2013 was a strong year for super funds, particularly those invested in Australian and international shares, according to the data. The top-performing fund for the year was REST Core, which returned 19.7 per cent, while the worst-performing fund in the category gained 11.3 per cent.

Chant West director Warren Chant said the great majority of Australians were in their employer's default growth fund, and that if they had remained invested in the same fund beyond the GFC-affected years they will have emerged with their savings relatively unscathed.

"The contributions going into their accounts during those GFC-affected years have bought assets at depressed prices. That's one of the benefits of our system where contributions go in regularly, regardless of the state of financial markets. Sometimes you're buying assets at bargain prices, even if you don't appreciate it at the time," Chant said.
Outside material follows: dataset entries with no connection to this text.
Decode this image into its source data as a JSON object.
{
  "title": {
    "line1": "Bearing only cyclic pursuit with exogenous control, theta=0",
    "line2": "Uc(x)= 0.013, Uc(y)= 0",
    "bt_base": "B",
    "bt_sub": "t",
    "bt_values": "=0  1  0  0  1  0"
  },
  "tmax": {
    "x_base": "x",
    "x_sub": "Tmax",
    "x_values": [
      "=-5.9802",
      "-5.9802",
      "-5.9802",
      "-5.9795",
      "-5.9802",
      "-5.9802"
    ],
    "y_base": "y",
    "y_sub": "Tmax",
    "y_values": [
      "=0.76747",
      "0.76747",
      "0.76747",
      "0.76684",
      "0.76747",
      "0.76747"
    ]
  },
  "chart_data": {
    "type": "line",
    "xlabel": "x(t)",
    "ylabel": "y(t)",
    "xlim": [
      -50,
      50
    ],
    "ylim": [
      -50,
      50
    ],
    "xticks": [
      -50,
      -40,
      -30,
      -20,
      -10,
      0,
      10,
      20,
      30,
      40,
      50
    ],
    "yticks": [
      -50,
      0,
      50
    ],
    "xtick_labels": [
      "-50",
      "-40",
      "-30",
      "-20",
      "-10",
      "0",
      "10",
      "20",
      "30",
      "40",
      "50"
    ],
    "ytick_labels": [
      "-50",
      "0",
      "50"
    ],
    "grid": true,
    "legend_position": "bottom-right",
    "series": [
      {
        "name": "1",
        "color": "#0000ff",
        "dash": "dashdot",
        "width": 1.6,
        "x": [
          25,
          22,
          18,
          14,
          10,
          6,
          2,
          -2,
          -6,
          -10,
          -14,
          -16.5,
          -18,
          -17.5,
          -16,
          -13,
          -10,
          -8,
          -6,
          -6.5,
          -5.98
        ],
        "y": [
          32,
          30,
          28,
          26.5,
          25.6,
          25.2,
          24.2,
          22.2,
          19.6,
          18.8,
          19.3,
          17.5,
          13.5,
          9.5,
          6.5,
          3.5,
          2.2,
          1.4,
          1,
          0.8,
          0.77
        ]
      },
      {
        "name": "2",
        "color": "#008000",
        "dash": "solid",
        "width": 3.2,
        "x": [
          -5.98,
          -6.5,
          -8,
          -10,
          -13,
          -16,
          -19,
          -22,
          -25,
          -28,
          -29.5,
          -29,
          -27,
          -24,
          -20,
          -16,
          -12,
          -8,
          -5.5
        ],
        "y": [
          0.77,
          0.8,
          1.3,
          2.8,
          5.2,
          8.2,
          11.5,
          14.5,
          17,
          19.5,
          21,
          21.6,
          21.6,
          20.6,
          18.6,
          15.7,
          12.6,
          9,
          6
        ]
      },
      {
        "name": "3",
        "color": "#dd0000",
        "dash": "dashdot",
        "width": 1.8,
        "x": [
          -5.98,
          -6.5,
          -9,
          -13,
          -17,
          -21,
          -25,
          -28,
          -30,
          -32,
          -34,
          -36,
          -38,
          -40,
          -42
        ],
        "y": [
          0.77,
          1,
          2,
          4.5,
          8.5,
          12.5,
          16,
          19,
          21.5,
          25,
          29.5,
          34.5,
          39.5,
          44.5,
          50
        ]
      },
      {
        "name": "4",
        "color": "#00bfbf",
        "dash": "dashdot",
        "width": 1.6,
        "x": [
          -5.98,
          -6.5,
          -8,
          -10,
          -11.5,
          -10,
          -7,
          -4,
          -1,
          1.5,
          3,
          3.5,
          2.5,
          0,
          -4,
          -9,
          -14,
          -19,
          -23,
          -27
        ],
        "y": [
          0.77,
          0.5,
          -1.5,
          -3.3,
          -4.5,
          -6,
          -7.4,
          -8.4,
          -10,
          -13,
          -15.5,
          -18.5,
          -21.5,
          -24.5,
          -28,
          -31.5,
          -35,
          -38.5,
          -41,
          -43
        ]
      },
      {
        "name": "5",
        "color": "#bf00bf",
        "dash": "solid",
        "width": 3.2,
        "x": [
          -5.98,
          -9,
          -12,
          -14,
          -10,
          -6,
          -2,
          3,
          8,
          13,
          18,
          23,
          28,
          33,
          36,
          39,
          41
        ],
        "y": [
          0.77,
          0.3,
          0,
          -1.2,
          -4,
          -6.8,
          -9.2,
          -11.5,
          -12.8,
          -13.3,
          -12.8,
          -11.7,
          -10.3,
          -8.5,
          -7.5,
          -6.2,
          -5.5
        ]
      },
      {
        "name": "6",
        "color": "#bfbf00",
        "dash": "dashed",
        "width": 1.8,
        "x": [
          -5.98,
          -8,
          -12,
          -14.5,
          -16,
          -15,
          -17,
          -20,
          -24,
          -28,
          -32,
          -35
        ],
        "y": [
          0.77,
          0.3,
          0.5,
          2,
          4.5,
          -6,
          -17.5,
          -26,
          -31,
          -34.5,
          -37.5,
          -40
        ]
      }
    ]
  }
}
Regardless of differences between funds' investment strategies, Chant said share market performance was the main influence on the overall performance for growth funds. This was due to listed shares and property being the biggest components of their investment mix, accounting for 57 per cent of their investments in those sectors.

The survey states the investments driving performance for the 2013 calendar year were unhedged international shares delivering a 48 percent return, and Australian shares returning 19.7 per cent.

Currency movements were also a major factor, with Chant saying the funds that did best were those that had significant investments in international shares and chose to have a lower portion of their foreign currency exposure hedged.

Industry funds outperformed retail funds in 2013 despite share market exposure that usually favours master trusts, with the survey showing industry funds finishing the year ahead, returning 17.4 per cent versus 16.9 per cent.

Industry funds also hold the advantage over the longer term, according to Chant, as they have lower allocations to listed shares, and their strategic allocation to unlisted assets has added to performance and reduced volatility, or risk.

While the 17.5 per cent financial year return is an exceptional result, Chant cautions members not to get carried away with a one-year figure. "You've always got to remember that superannuation is a long-term investment. There will be good times and bad times, and you certainly can't expect returns like this every year."